Tread very carefully. Asymmetric desire for ENM is the single most common failure pattern in opening relationships. Healthy paths exist but they require both partners genuinely wanting the structure, not one wanting it and the other tolerating it under pressure.
The data and the clinical writing are unusually consistent on this point: when one partner wants to open a relationship and the other doesn't, opening it anyway almost always damages the relationship rather than meeting the underlying need.
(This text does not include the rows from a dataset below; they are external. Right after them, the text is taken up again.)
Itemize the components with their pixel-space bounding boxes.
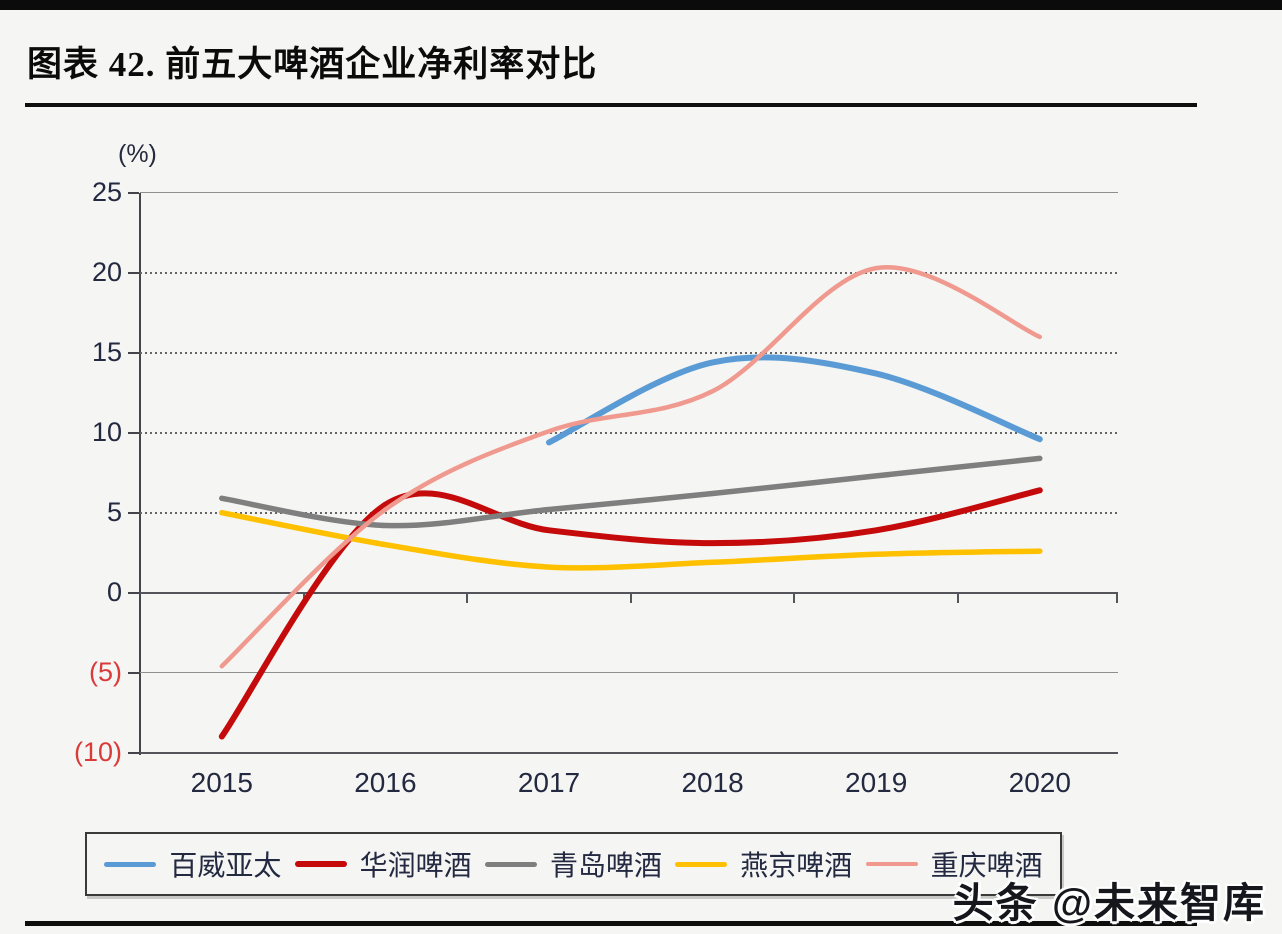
legend-item: 百威亚太	[104, 844, 281, 884]
y-tick-label: 25	[91, 177, 122, 207]
y-axis-tick	[128, 192, 139, 194]
y-axis-tick	[128, 431, 139, 434]
x-tick-label: 2015	[190, 766, 253, 798]
legend-line-swatch	[484, 861, 537, 867]
legend-item: 青岛啤酒	[484, 844, 662, 884]
y-tick-label: 10	[91, 416, 122, 447]
series-line-青岛啤酒	[219, 455, 1043, 529]
y-axis-tick	[128, 511, 139, 514]
y-tick-label: (10)	[73, 736, 122, 767]
gridline	[140, 751, 1118, 754]
legend-line-swatch	[294, 861, 347, 867]
chart-title: 图表 42. 前五大啤酒企业净利率对比	[27, 45, 598, 84]
gridline	[140, 271, 1118, 274]
x-axis-end-tick	[1116, 592, 1118, 603]
legend-line-swatch	[675, 861, 728, 867]
x-tick-label: 2016	[354, 766, 417, 798]
legend-label: 华润啤酒	[359, 850, 472, 881]
gridline	[140, 351, 1118, 354]
legend-label: 燕京啤酒	[740, 850, 853, 881]
series-line-重庆啤酒	[219, 265, 1043, 669]
chart-legend: 百威亚太 华润啤酒 青岛啤酒 燕京啤酒 重庆啤酒	[85, 832, 1062, 896]
x-tick-label: 2017	[517, 766, 581, 798]
y-tick-label: (5)	[89, 656, 122, 687]
x-axis-tick	[793, 592, 796, 603]
y-tick-label: 5	[106, 496, 122, 527]
x-tick-label: 2019	[845, 766, 908, 798]
series-line-华润啤酒	[218, 487, 1043, 740]
bottom-divider-bar	[25, 921, 1197, 926]
x-axis-tick	[466, 592, 469, 603]
y-axis-tick	[128, 271, 139, 274]
series-line-燕京啤酒	[219, 509, 1043, 571]
y-axis-tick	[128, 751, 139, 754]
y-axis-tick	[128, 351, 139, 354]
legend-item: 重庆啤酒	[865, 844, 1043, 884]
y-tick-label: 15	[91, 336, 122, 367]
top-divider-bar	[0, 0, 1282, 10]
gridline	[140, 192, 1118, 193]
gridline	[140, 431, 1118, 434]
y-tick-label: 20	[91, 256, 122, 287]
gridline	[140, 591, 1118, 594]
legend-label: 青岛啤酒	[549, 850, 662, 881]
title-underline	[25, 103, 1197, 107]
y-axis-tick	[128, 591, 139, 594]
series-line-百威亚太	[546, 354, 1043, 446]
legend-line-swatch	[104, 861, 157, 867]
gridline	[140, 671, 1118, 673]
legend-label: 百威亚太	[169, 850, 282, 881]
legend-item: 燕京啤酒	[675, 844, 852, 884]
y-axis-unit-label: (%)	[118, 140, 157, 168]
x-axis-tick	[629, 592, 632, 603]
y-axis-tick	[128, 671, 139, 674]
y-tick-label: 0	[106, 576, 122, 607]
x-axis-tick	[957, 592, 959, 603]
legend-label: 重庆啤酒	[930, 850, 1043, 881]
x-tick-label: 2020	[1008, 766, 1071, 798]
y-axis-line	[139, 193, 141, 755]
watermark: 头条 @未来智库	[952, 880, 1266, 926]
x-tick-label: 2018	[681, 766, 744, 798]
legend-line-swatch	[865, 862, 918, 866]
gridline	[140, 511, 1118, 514]
legend-item: 华润啤酒	[294, 844, 472, 884]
The asymmetry doesn't resolve itself once the structure changes; it just gains a new surface to play out on.
What looks like 'agreeing' can in fact be: coerced acquiescence (agreeing because saying no costs too much), trial-and-hope (agreeing in hopes the desire will dissipate), conditional agreement (agreeing while privately planning to ration in a way that makes the structure unworkable), or genuine ambivalence (truly not knowing, mistaking that for consent). None of these are stable platforms.
Healthier patterns when desire is asymmetric: a sustained period of conversation, possibly with a specialised therapist, about what the wanting partner is wanting and why. Often it turns out to be specific — a particular kind of connection, a specific unmet need in the existing relationship, a desire that doesn't actually map to opening so much as to changing something inside the existing partnership. Sometimes it turns out to be foundational — the wanting partner is polyamorous by orientation and the relationship was monogamous by mismatch. The latter is hard but at least clear.
Where the conversation tends to land: either the underlying need can be addressed inside the existing structure (sometimes through changes to the relationship's emotional shape, sometimes through specific permissions that fall short of full ENM), or it can't, in which case the partnership has a serious mismatch and the partners have to decide whether to address it directly. The decision-making is hard. What does not work is opening the relationship on shaky consent and hoping the structure produces the consent retroactively.